The Governor’s proposed Connecting Iowa Farms, Schools, and Communities Act was filed this week. The bill is numbered HSB 104 in the House and has been referred to the Commerce Committee. [Subcommittee: Cownie (R-Polk), Hall (D-Woodbury), Oldson (D-Polk), Sands (R-Louisa), and Soderberg (R-Plymouth).] The bill is numbered SSB 1146 in the Senate and has been referred to the Economic Growth Committee. [Subcommittee: Sodders (D-Marshall), Breitbach (R-Clayton), Chelgren (R-Wapello), Hart (D-Clinton), and Mathis (D-Linn).]
From the Business Record:
House Study Bill 104 creates a $5 million grant program, provides property tax breaks and establishes an expedited permitting process for the installation of broadband infrastructure.
. . . .
Dustin Miller, general counsel for the Iowa League of Cities, said the property tax relief would be similar to tax abatements already offered by many municipalities. He believes the communications industry would need extra incentives, however, to expand service in areas where they have not found a sound business purpose to do so.

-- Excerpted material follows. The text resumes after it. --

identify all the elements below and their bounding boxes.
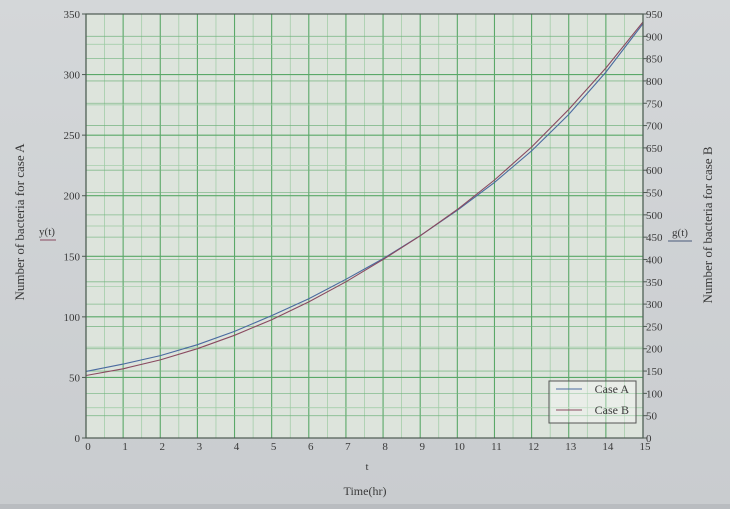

The DE, among others, is registered in favor of this bill. While the awareness initiative is focusing on 1:1 initiatives and initiatives that allow smaller schools to survive and thrive through cooperative efforts to use technology to share teachers, broadband upgrades will also be needed to support statewide online assessments if the Legislature adopts the Smarter Balanced assessments or otherwise requires computer-based administration of assessments.
Update: From the Gazette coverage of the HSB 104 subcommittee meeting:
Former Democratic lawmaker Phil Wise, now with the Department of Education, said the department doesn’t believe it will be possible to deliver a first-class education–the content and new generation assessments “regardless of ZIP code” without a broadband network covering all of Iowa.
The cost will be substantial, lobbyists said. Cell towers can cost $100,000 each, [Mark] Lewellen [of Deere and Co.] said, but the real cost is connecting them to the fiber optics network.
Putting fiber-optic cable in the ground can cost as much as $5,000 a mile and more depending on terrain and time of the year, [Michael] Sadler [of CenturyLink] said. [Dave] Duncan [of the Iowa Communications Alliance] estimated the cost can be $2,000 to $4,000 per connection or customer in cities and as much as $10,000 per connection in rural areas.
There are eight schools in Iowa with no internet available and 543 schools with bandwidth between 1.5 Mb and 50 Mb.